Adam, however, is also the most crazy person of the show, and the friendly “fellow-feeling” established by the bros on the ferry soon dissolves when Adam accuses Ray of wanting to fuck Hannah. Here is the danger of the illusion of sameness: that sameness in the vein of “kindred spirits” becomes a literal sameness…or at least it morphs into imagined sameness in Adam’s mind. Ray is so keen to connect with somebody!, anybody!, not-Shoshana!, Adam! that his effort is too successful. In his effort to bond with Adam by describing his relationship with Shoshana, he unknowingly triggers some weird insecurity within Adam, which subsequently results in Adam’s accusations and then his leaving Ray with the stolen dog completely alone in Staten Island.

This relation, my favorite of the episode, reminds me of a comment about relationships by one of my mentors. She said that relationships, especially romantic relationships, are erroneously conceptualized in the equation “1 + 1 = 1.” Relationships, in short, are wrongly conceptualized in terms of sameness because it is assumed that the relation is stronger the more similar the two people (all the while the idea of “sameness” has been used to delegitimize homosexual relations). The idea of two people together, in other words, is conceived of as creating a “union,” and it is in this idea of “union” that the individual is lost.

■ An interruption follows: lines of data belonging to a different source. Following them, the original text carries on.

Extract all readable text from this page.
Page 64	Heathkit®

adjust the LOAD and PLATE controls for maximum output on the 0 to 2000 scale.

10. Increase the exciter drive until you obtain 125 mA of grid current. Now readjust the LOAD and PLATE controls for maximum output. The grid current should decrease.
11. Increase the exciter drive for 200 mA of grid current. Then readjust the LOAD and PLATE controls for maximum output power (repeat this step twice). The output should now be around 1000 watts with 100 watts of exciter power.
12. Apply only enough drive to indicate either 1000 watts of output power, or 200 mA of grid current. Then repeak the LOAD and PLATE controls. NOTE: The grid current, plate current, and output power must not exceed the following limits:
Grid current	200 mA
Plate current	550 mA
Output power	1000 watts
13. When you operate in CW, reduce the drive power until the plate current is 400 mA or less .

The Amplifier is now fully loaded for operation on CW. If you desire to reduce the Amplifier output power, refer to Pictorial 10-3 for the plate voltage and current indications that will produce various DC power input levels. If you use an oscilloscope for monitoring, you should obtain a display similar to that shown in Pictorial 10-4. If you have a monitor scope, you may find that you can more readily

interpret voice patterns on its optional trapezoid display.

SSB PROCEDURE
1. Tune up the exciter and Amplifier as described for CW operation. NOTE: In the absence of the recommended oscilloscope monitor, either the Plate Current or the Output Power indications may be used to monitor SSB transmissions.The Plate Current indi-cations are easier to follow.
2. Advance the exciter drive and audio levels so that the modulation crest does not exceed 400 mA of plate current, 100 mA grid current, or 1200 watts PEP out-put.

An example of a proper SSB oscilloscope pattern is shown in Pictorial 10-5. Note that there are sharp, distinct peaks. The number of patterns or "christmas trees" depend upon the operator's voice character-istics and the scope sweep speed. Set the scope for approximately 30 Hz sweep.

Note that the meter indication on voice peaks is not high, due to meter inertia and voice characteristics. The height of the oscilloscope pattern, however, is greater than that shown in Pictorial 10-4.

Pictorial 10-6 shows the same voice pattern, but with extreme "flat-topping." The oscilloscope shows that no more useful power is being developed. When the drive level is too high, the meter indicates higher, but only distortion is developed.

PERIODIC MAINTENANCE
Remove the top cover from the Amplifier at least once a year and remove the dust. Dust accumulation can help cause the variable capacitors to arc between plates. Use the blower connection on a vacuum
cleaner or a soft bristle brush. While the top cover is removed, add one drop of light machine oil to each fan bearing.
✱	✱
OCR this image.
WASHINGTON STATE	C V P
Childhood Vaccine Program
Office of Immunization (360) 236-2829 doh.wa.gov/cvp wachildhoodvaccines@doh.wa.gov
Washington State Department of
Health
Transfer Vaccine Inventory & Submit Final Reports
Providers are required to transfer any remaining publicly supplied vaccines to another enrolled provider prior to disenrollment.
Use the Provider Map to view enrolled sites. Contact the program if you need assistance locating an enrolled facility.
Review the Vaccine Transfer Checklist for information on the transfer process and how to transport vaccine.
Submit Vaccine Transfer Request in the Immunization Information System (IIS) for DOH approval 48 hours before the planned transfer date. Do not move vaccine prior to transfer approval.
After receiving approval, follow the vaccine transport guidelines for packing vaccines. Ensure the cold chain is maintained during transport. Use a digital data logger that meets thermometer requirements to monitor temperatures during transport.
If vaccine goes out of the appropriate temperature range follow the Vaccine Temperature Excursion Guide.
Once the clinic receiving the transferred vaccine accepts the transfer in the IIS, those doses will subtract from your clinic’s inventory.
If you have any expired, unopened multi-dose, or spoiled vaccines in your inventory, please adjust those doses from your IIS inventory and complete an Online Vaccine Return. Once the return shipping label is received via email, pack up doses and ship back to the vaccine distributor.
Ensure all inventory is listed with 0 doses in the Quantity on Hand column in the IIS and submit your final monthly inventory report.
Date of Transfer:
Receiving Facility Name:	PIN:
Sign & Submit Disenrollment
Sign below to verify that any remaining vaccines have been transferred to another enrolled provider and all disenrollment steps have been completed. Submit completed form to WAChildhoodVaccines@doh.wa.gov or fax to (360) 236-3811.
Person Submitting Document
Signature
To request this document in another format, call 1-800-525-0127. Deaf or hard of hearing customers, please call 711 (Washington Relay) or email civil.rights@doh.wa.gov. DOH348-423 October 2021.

The blooming bromance between Ray and Adam is nipped in the bud by the melding of psychological space, which is manifested by Adam’s random accusation against Ray. Adam experiences this weird freak-out moment when he cannot divorce Ray’s relationship with Shoshana from his relationship with Hannah. In this regard their bromance is very much established by the concept of “the third.” The third person, in this instance, is embodied by Hannah, but is more generally implied to be “woman” (as sexual counterpart).

In another sense the illusion of sameness that brings two people together is very much bridged by a third entity—such that for Ray and Adam the third entity could very much be “aloneness” as much as “woman.”

However you parse these relations, Dunham, with a newly acquired Writers Guild Award in hand, excels in giving us landscapes of relations that aren’t prescriptively moralistic or traditional. For me, this makes the show profoundly queer in its exploration of human relations.